Last week I gave a presentation at the Coventry University Faculty of Business and Law conference about cafés as important spaces of co-working (summarised in this blog post), and right on schedule a new piece of research has been produced which highlights another important function of café spaces – as places not only of co-working for independent workers, but as places where business and work takes place more generally.
The discount voucher website MyVoucherCodes has recently released some data which suggests that:
- 4/5 people in the UK have spent at least 3 ½ hours working from a coffee shop each week;
- 1/3 have closed a business deal (with an average value of £1,732);
- 67% said their place of work supported the idea of working from a coffee shop;
- 1 in 3 have attended a job interview in a coffee shop (although 43% of people are worried about lack of privacy in the coffee shop);
- the average working session in a coffee shop lasts for 93 minutes;
- the average worker spends up to £10 on food/drink for each time;
- the average consumer spends over £2,160 a year working from a coffee shop in the UK (which is 8% of their salary), and this climbs to nearly £2,600 for the self-employed worker.

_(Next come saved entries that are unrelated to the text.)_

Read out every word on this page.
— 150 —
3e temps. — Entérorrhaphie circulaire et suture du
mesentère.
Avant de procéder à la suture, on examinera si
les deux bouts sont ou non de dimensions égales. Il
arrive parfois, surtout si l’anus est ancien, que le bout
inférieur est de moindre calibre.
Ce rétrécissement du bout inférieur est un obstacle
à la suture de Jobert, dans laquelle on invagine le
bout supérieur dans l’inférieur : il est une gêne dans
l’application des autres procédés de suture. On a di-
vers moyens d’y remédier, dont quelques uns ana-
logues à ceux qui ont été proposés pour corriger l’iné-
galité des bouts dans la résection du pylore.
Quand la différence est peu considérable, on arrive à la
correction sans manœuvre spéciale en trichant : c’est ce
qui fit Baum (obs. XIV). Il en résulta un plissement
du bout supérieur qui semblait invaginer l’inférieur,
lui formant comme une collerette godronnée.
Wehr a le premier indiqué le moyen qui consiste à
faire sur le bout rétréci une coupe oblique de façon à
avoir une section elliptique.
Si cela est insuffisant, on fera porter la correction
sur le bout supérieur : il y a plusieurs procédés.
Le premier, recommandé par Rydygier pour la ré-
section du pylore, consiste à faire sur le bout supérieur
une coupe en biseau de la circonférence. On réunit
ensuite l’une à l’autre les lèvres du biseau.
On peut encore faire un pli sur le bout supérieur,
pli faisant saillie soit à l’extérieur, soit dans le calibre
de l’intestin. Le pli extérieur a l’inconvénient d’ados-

As I have continued to argue in my work, cafés are spaces of multiple possibilities from a places to simply get a coffee, places to seek solitude in public, to places where you can meet acquaintances to do business. They are important social, and increasingly economic spaces, in the urban (and sometimes not so urban) landscape.
“The data shows that coffee shop workers have great success in closing business deals, valued at an average of £1,732 each, representing an estimated £14.53 billion contribution to the UK economy” (Sunday Post, 2017).
This is not a small amount of money, and the importance of these café spaces in the urban landscape requires recognition. There are clearly a lot of people seeking alternative places than the traditional office to work and do business, for a variety of reasons. Increasingly businesses that provide coffee and work space or ‘co-working spaces’ are seen as more economical workspaces than rented office space too – and there are a range of examples that have been appearing across the globe (as I explored in my recent talk about co-working spaces), as well as a number of cafes which have sought to combine the coffee and workspace as part of their business model (TimberYard in London area a good example).
The findings of this piece of research are interesting, but require further investigation, not only in terms of considering the implications for people who want to work in cafés, but for the café industry itself – Do cafés encourage/discourage the use of their space for work? How do you manage the patterns discussed above when running a café? What are the implications of the ‘coffice economy’ – all things I have begun to explore and hope to continue to do so in the future.